EDIT
Her pages are replete with bad news: perennial sea ice, which 25 years ago covered an area of the Arctic the size of the continental United States, has since lost an area "the size of New York, Georgia and Texas combined". Carbon dioxide levels, if emissions go unchecked, could reach three times pre-industrial levels by the end of the century.
The book is organised around notes Kolbert took on "field trips" not only to places where climate change is affecting the natural world but also to ones - labs, offices, observatories - where humans are trying to understand the phenomenon of human-induced global warming. In language that is clear, if somewhat dry, she examines the major pieces of the story, shedding light on some insider concepts of climatologists. The book may make a good handbook; it is both comprehensive and succinct. (If you have ever wondered how a climate model is put together, that's in there, too.)

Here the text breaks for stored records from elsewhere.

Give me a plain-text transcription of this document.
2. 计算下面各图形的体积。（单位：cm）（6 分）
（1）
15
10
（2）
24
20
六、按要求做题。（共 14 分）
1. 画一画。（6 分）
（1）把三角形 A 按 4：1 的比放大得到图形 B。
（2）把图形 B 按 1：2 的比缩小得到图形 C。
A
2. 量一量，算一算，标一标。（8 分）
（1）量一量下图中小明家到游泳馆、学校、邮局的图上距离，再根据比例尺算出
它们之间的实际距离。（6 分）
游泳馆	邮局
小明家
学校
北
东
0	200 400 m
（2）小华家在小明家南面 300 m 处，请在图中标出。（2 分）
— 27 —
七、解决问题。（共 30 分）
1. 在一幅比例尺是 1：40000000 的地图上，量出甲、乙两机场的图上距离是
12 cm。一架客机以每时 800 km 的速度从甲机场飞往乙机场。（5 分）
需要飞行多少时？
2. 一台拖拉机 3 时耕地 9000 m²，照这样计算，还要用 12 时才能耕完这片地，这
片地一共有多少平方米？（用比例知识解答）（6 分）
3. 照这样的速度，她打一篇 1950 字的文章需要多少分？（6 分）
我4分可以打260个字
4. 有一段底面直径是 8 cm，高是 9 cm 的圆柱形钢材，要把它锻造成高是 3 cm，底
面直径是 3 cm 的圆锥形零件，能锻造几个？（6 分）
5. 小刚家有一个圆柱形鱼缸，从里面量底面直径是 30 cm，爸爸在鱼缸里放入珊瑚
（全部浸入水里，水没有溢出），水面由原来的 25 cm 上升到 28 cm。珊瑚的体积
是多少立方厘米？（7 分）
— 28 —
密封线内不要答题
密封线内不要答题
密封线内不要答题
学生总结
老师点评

She visits the Netherlands, where rising sea levels caused by global warming are expected to swallow up large parts of the country. In areas where there are already periodic floods, a construction firm has started building amphibious homes and "buoyant roads". Another field trip took her to Washington, where she was treated to double-speak by an under-secretary charged with explaining the Bush administration's negative position on climate change. The United States is the largest emitter of carbon in the world, accounting for a quarter of the world's total, with the average American putting out 12,000 pounds of carbon a year, or about 100 times what the average Bangladeshi does. In two decades, the Chinese will surpass Americans in this, unless they can somehow be persuaded to build their many projected new coal plants using modern, low-emission - and expensive - technology.
Some of the most downbeat (or realistic) observers are climate scientists. "It may be that we're not going to solve global warming," Marty Hoffert, a physics professor at New York University, told her. "The earth is going to become an ecological disaster, and, you know, somebody will visit in a few hundred million years and find there were some intelligent beings who lived here for a while, but they just couldn't handle the transition from being hunter-gatherers to high technology." Hoffert isn't giving up in despair, though, but turning to high technology for help. He's trying to find carbon-free sources of energy - away from Earth. Satellites with photovoltaic arrays could be launched into space, he suggests. Solar collectors could be placed on the moon. Turbines suspended in the jet stream could generate wind power. At least in the long term, "I think we have a shot," he says.